The waterbed is at once a comment on the tongue-in-cheek expression, ‘You made your bed, now lie in it’ and also a nod to Yoko Ono and John Lennon’s historic BED-IN FOR PEACE. The bed is a place of protest and love.
Faye Heavyshield, 2020
ARTIST TALK | Faye HeavyShield
December 3, 2020
Doors Open: 6:00pm
Remarks + Artist Talk: 7:00pm
Viewing Continues: until 9:00pm
Faye HeavyShield discusses her work aohkii/water, a water sculpture made in response to Yoko Ono’s invitation to produce a container that held water. The work is one of six water sculptures produced for Ono’s ongoing collaborative work, WATER EVENT (1971/ 2020), part of Ono’s exhibition GROWING FREEDOM at Contemporary Calgary.

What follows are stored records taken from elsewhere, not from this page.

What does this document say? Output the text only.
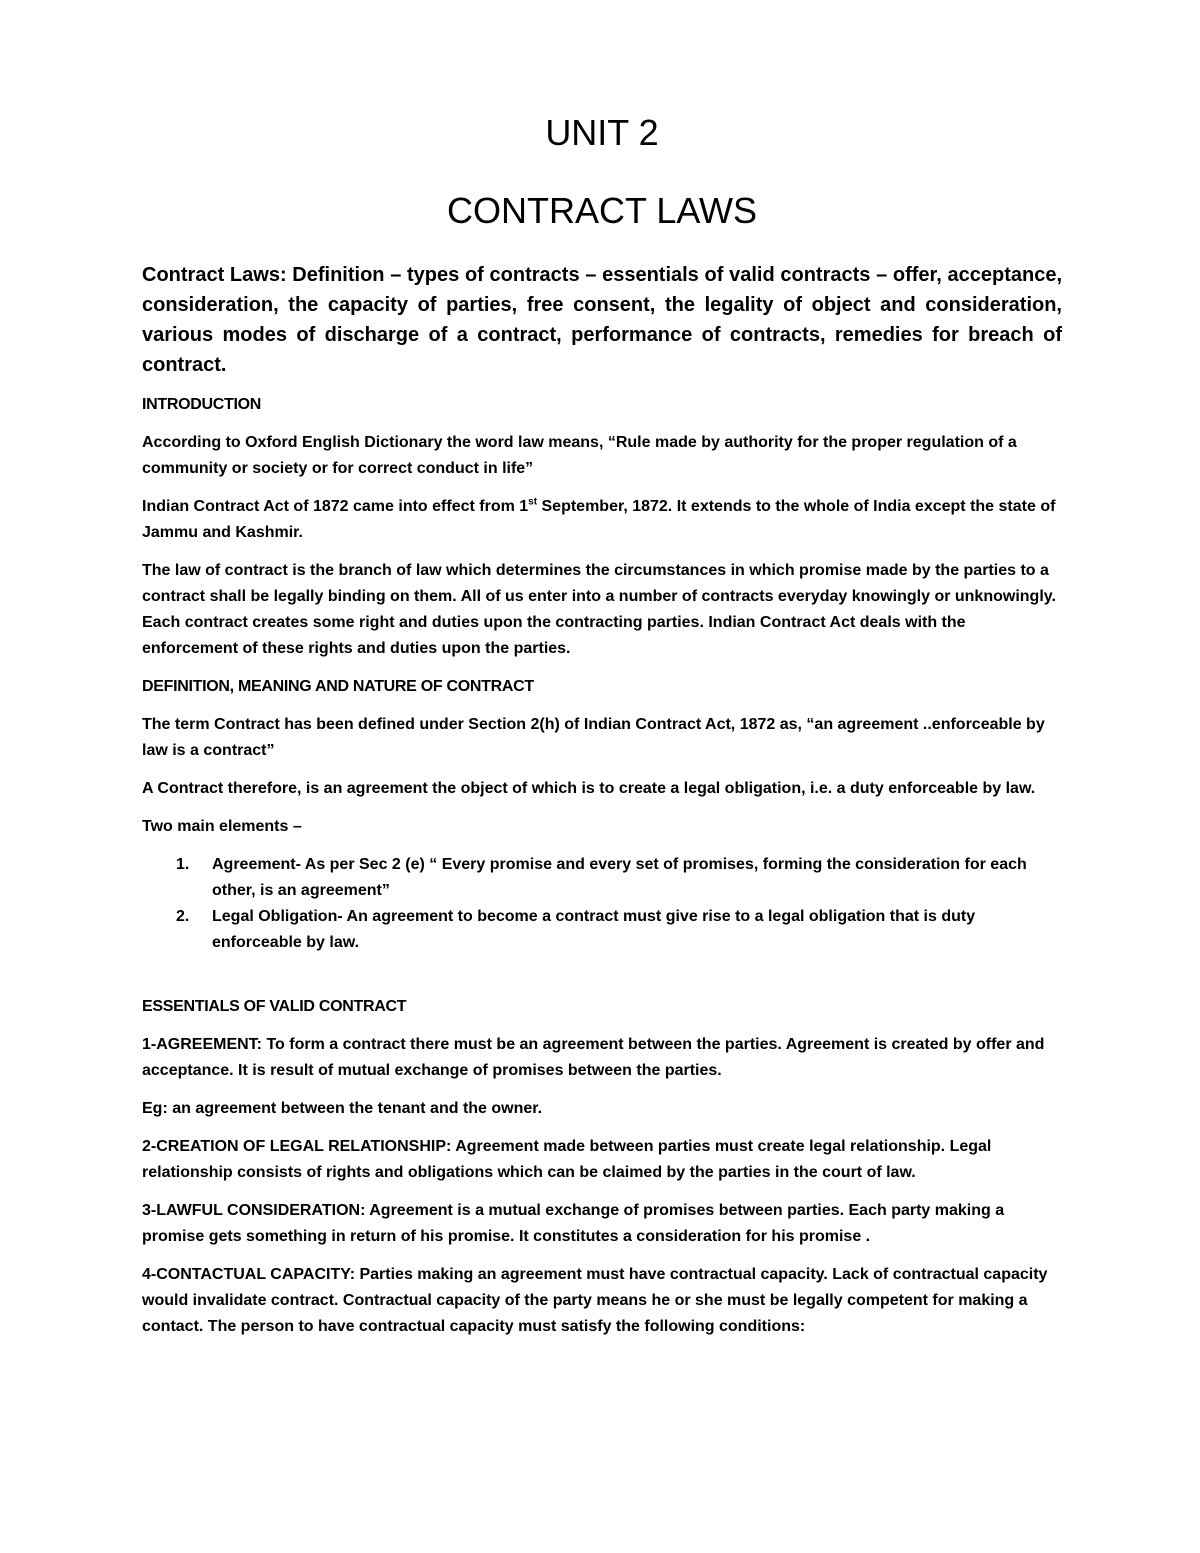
UNIT 2
CONTRACT LAWS

Contract Laws: Definition – types of contracts – essentials of valid contracts – offer, acceptance, consideration, the capacity of parties, free consent, the legality of object and consideration, various modes of discharge of a contract, performance of contracts, remedies for breach of contract.

INTRODUCTION

According to Oxford English Dictionary the word law means, “Rule made by authority for the proper regulation of a community or society or for correct conduct in life”

Indian Contract Act of 1872 came into effect from 1st September, 1872. It extends to the whole of India except the state of Jammu and Kashmir.

The law of contract is the branch of law which determines the circumstances in which promise made by the parties to a contract shall be legally binding on them. All of us enter into a number of contracts everyday knowingly or unknowingly. Each contract creates some right and duties upon the contracting parties. Indian Contract Act deals with the enforcement of these rights and duties upon the parties.

DEFINITION, MEANING AND NATURE OF CONTRACT

The term Contract has been defined under Section 2(h) of Indian Contract Act, 1872 as, “an agreement ..enforceable by law is a contract”

A Contract therefore, is an agreement the object of which is to create a legal obligation, i.e. a duty enforceable by law.

Two main elements –

1. Agreement- As per Sec 2 (e) “ Every promise and every set of promises, forming the consideration for each other, is an agreement”
2. Legal Obligation- An agreement to become a contract must give rise to a legal obligation that is duty enforceable by law.

ESSENTIALS OF VALID CONTRACT

1-AGREEMENT: To form a contract there must be an agreement between the parties. Agreement is created by offer and acceptance. It is result of mutual exchange of promises between the parties.

Eg: an agreement between the tenant and the owner.

2-CREATION OF LEGAL RELATIONSHIP: Agreement made between parties must create legal relationship. Legal relationship consists of rights and obligations which can be claimed by the parties in the court of law.

3-LAWFUL CONSIDERATION: Agreement is a mutual exchange of promises between parties. Each party making a promise gets something in return of his promise. It constitutes a consideration for his promise .

4-CONTACTUAL CAPACITY: Parties making an agreement must have contractual capacity. Lack of contractual capacity would invalidate contract. Contractual capacity of the party means he or she must be legally competent for making a contact. The person to have contractual capacity must satisfy the following conditions:
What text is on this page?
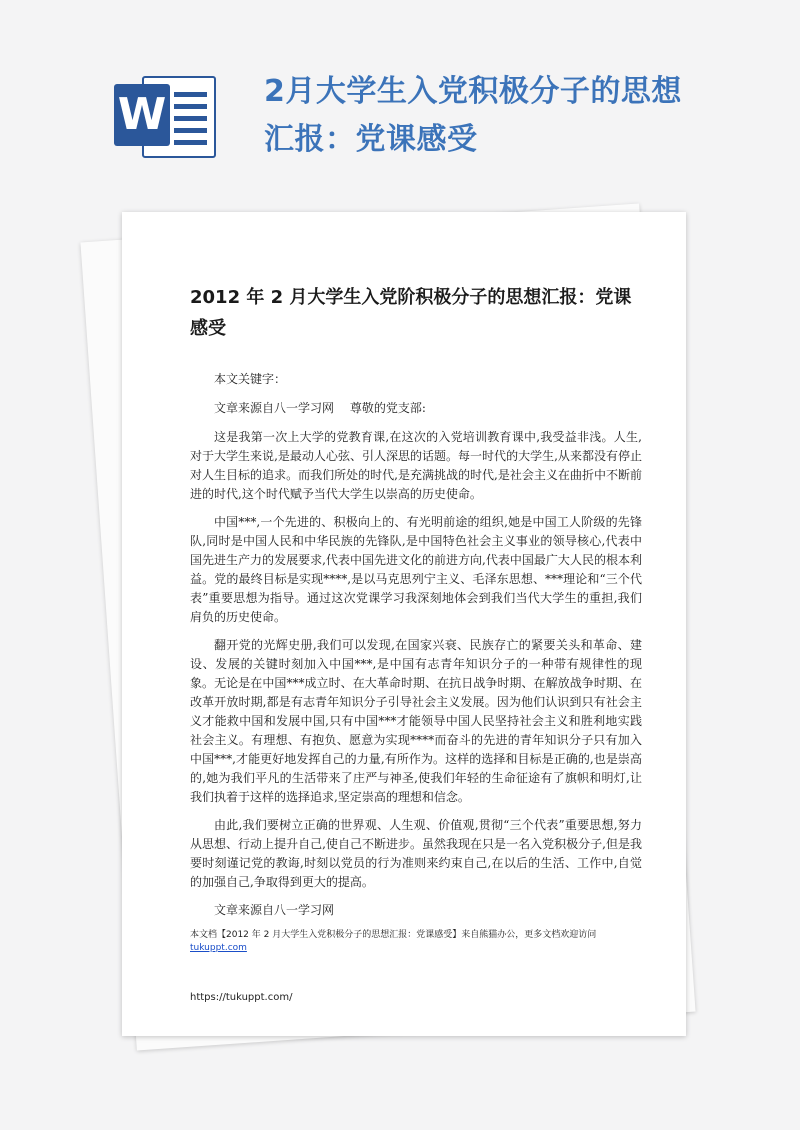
W	2月大学生入党积极分子的思想汇报：党课感受
2012 年 2 月大学生入党阶积极分子的思想汇报：党课感受

本文关键字：

文章来源自八一学习网　 尊敬的党支部:

这是我第一次上大学的党教育课,在这次的入党培训教育课中,我受益非浅。人生,对于大学生来说,是最动人心弦、引人深思的话题。每一时代的大学生,从来都没有停止对人生目标的追求。而我们所处的时代,是充满挑战的时代,是社会主义在曲折中不断前进的时代,这个时代赋予当代大学生以崇高的历史使命。

中国***,一个先进的、积极向上的、有光明前途的组织,她是中国工人阶级的先锋队,同时是中国人民和中华民族的先锋队,是中国特色社会主义事业的领导核心,代表中国先进生产力的发展要求,代表中国先进文化的前进方向,代表中国最广大人民的根本利益。党的最终目标是实现****,是以马克思列宁主义、毛泽东思想、***理论和“三个代表”重要思想为指导。通过这次党课学习我深刻地体会到我们当代大学生的重担,我们肩负的历史使命。

翻开党的光辉史册,我们可以发现,在国家兴衰、民族存亡的紧要关头和革命、建设、发展的关键时刻加入中国***,是中国有志青年知识分子的一种带有规律性的现象。无论是在中国***成立时、在大革命时期、在抗日战争时期、在解放战争时期、在改革开放时期,都是有志青年知识分子引导社会主义发展。因为他们认识到只有社会主义才能救中国和发展中国,只有中国***才能领导中国人民坚持社会主义和胜利地实践社会主义。有理想、有抱负、愿意为实现****而奋斗的先进的青年知识分子只有加入中国***,才能更好地发挥自己的力量,有所作为。这样的选择和目标是正确的,也是崇高的,她为我们平凡的生活带来了庄严与神圣,使我们年轻的生命征途有了旗帜和明灯,让我们执着于这样的选择追求,坚定崇高的理想和信念。

由此,我们要树立正确的世界观、人生观、价值观,贯彻“三个代表”重要思想,努力从思想、行动上提升自己,使自己不断进步。虽然我现在只是一名入党积极分子,但是我要时刻谨记党的教诲,时刻以党员的行为准则来约束自己,在以后的生活、工作中,自觉的加强自己,争取得到更大的提高。

文章来源自八一学习网

本文档【2012 年 2 月大学生入党积极分子的思想汇报：党课感受】来自熊猫办公，更多文档欢迎访问
tukuppt.com
https://tukuppt.com/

Faye’s water sculpture comprises a glass bowl collaged on the outside with images of Oldman River, filled with river stones and water. It is a work that honours the rivers; especially the aptly named Old Man. Faye explains, “This is a reflection of our place .. meaning our responsibility. It is a reflection on the fragility and the strength of rivers (and of us)”.